Brumotti sullo spaccio e non solo, l’intervista a ‘Il Corriere della Sera’

Brumotti: “La colpa dello spaccio è degli italiani. Io esaltato? Lo faccio solo per un motivo. Ho un obiettivo”. L’inviato di Striscia la notizia parla dopo l’ennesima aggressione subita in una intervista ai microfoni de ‘Il Corriere della Sera’. Ve ne proponiamo alcuni passaggi.

«Per rigenerarmi sono tornato sul luogo del misfatto con la mia mascella mezza distrutta: è il mio modo per superare il trauma. Poi sono andato a villa Necchi, una delle meraviglie del Fai, a rifarmi gli occhi, per riempirli di cose belle» […] «Sono stato aggredito da un gruppo di spacciatori. Mi hanno colpito al volto in modo violento con il bastone della mia go pro, una botta fortissima. Sono svenuto per qualche secondo, ora ho lividi qua e là».

Prima le hanno lanciato pietre e bottiglie…
«C’erano tanti ragazzi di colore. Ma non sopporto le generalizzazioni. Sono di colore anche i tanti ragazzi che ci hanno portato il cibo a casa con Glovo per soddisfare i nostri vizi. La colpa dello spaccio è degli italiani: sono loro i primi consumatori di droga, spesso padri di famiglia che vanno a comprare cocaina per il loro sballo. E italiano è il business: la ’ndrangheta controlla il 90% del mercato della coca. Quando mi sono venuti addosso non ho visto dei piccoli spacciatori, ho visto la ’ndrangheta».

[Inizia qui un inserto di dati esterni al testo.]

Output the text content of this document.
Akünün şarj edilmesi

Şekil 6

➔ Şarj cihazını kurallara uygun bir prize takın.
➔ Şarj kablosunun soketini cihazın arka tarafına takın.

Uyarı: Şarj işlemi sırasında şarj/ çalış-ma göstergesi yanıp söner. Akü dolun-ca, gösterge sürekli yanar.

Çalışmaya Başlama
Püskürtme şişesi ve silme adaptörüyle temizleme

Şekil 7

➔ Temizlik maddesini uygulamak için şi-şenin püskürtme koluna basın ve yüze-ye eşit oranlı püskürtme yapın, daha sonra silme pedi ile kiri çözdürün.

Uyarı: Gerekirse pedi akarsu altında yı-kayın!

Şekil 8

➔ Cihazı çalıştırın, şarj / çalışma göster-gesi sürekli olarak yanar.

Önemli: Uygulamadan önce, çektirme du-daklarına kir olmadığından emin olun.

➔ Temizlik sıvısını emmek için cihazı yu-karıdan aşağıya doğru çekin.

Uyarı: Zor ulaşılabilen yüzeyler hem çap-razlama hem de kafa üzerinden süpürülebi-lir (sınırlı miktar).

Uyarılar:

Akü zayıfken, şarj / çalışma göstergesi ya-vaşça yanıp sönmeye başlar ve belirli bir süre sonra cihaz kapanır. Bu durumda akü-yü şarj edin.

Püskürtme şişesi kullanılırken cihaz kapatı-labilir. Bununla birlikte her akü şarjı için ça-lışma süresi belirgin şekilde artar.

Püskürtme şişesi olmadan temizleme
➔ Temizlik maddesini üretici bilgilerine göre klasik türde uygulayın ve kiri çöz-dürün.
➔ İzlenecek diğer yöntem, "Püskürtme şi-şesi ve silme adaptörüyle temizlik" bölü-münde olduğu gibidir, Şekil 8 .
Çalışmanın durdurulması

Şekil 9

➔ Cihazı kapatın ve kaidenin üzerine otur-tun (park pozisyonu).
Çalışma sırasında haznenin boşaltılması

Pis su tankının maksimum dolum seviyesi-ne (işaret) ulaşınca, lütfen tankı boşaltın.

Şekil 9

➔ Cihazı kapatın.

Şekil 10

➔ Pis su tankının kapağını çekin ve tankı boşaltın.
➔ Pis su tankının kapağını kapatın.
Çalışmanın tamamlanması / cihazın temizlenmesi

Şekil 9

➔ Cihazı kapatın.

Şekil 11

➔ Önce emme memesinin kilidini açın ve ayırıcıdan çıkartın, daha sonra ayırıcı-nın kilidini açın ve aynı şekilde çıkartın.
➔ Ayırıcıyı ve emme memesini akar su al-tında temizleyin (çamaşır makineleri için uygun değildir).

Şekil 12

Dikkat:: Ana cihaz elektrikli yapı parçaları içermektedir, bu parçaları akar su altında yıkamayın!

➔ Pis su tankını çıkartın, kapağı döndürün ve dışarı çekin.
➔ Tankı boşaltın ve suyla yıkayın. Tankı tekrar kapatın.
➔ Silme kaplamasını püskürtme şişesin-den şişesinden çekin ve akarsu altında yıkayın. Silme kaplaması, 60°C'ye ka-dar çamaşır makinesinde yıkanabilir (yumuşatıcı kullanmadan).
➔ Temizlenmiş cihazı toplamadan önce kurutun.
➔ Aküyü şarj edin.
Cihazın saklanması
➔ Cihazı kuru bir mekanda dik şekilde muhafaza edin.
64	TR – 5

Tanti se lo chiedono: chi glielo fa fare di andare a rischiare sempre la pelle?
«Lo faccio per vocazione, come la fede per i preti. Per questo non mi piace quando strumentalizzano i miei servizi: io mi muovo solo quando mi chiamano i cittadini esasperati da situazioni insopportabili. Io porto la mediaticità: la telecamera — come la penna — fa paura a tutti. Pensi che il paradosso è che mi sento quasi più a rischio quando faccio i servizi contro chi parcheggia ingiustamente nel posto dei disabili. In quei casi, a volte, la reazione della gente è molto più aggressiva di quanto mi aspetti».

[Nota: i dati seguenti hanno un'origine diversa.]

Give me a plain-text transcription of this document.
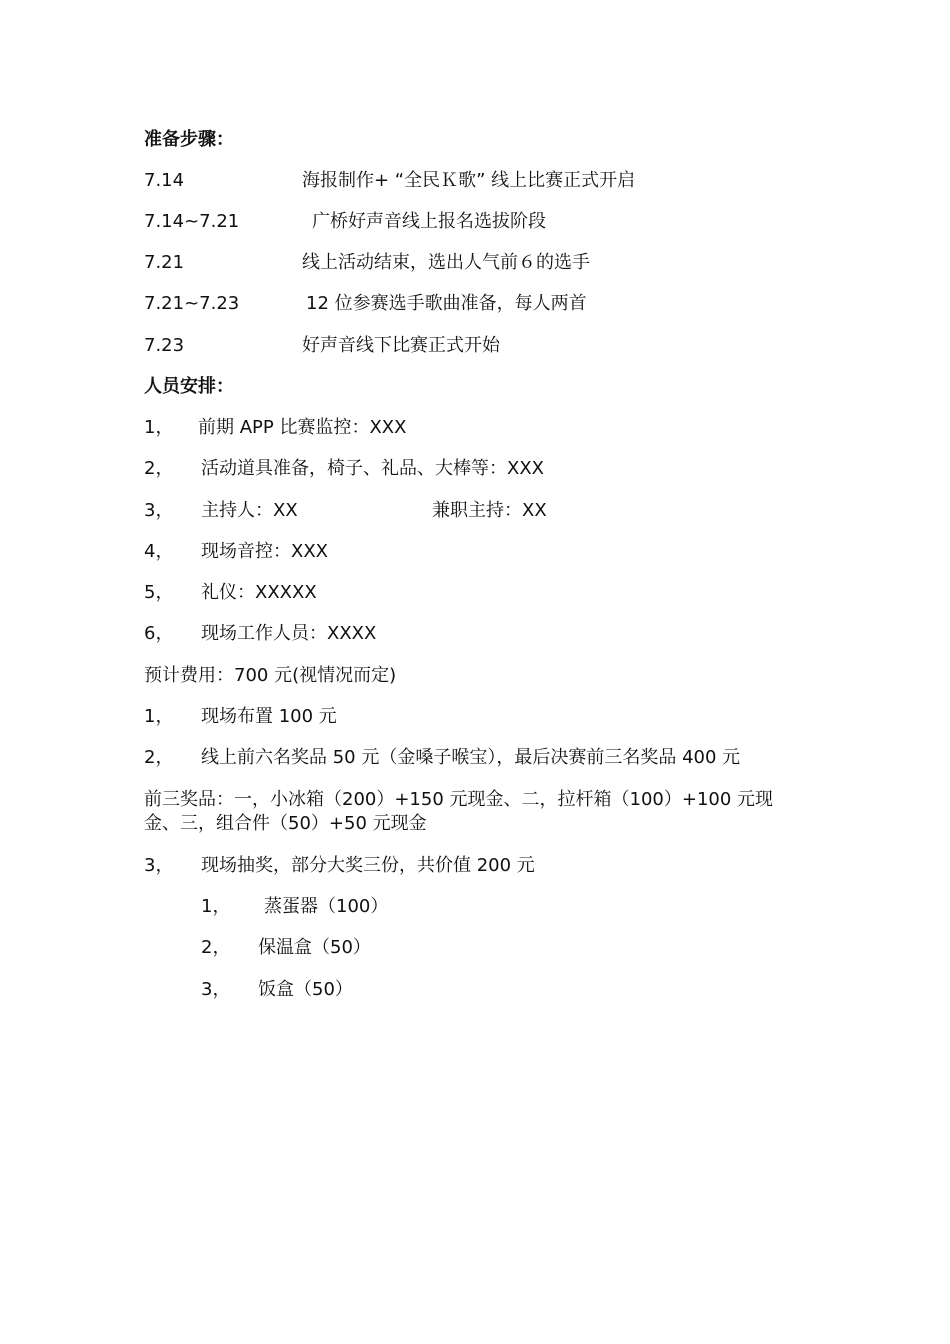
准备步骤：
7.14	海报制作+ “全民Ｋ歌” 线上比赛正式开启
7.14~7.21	广桥好声音线上报名选拔阶段
7.21	线上活动结束，选出人气前６的选手
7.21~7.23	12 位参赛选手歌曲准备，每人两首
7.23	好声音线下比赛正式开始
人员安排：
1， 前期 APP 比赛监控：XXX
2， 活动道具准备，椅子、礼品、大棒等：XXX
3， 主持人：XX	兼职主持：XX
4， 现场音控：XXX
5， 礼仪：XXXXX
6， 现场工作人员：XXXX
预计费用：700 元(视情况而定)
1， 现场布置 100 元
2， 线上前六名奖品 50 元（金嗓子喉宝），最后决赛前三名奖品 400 元
前三奖品：一，小冰箱（200）+150 元现金、二，拉杆箱（100）+100 元现金、三，组合件（50）+50 元现金
3， 现场抽奖，部分大奖三份，共价值 200 元
1， 蒸蛋器（100）
2， 保温盒（50）
3， 饭盒（50）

La vocazione quando è arrivata?
«Mio papà è un ex carabiniere, mio zio era un generale dei carabinieri. Il senso delle regole ce l’ho nel sangue. Molti pensano sia un esaltato o un incosciente, ma anche se non andassi in onda farei questo lavoro. Non lo faccio per apparire e non lo faccio nemmeno per soldi. Quello che guadagno dal programma lo reinvesto per fare sempre ricerche sul territorio. Mi hanno minacciato di morte in tutti i modi, ma non mi fermo perché se no hanno vinto loro».

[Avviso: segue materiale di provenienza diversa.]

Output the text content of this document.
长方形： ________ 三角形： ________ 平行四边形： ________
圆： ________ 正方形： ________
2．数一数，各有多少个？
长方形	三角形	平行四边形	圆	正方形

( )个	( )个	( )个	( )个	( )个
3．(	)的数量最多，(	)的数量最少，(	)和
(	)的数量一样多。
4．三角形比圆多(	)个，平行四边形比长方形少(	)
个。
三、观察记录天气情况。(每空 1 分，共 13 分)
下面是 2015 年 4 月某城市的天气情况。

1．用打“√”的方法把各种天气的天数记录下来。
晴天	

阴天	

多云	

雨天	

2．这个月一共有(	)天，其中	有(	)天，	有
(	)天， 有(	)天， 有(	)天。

Spesso è lei a diventare notizia. Qual è il suo obiettivo?
«Il mio obbiettivo è risvegliare le coscienze, il mio motto è andare a riprendersi il territorio dove comandano le mafie. Le mafie vanno ridicolizzate e Striscia ha trovato la chiave ironica giusta, con questo personaggio che va in bicicletta nei luoghi dello spaccio. Vado a saltellare davanti a loro e li rendo ridicoli».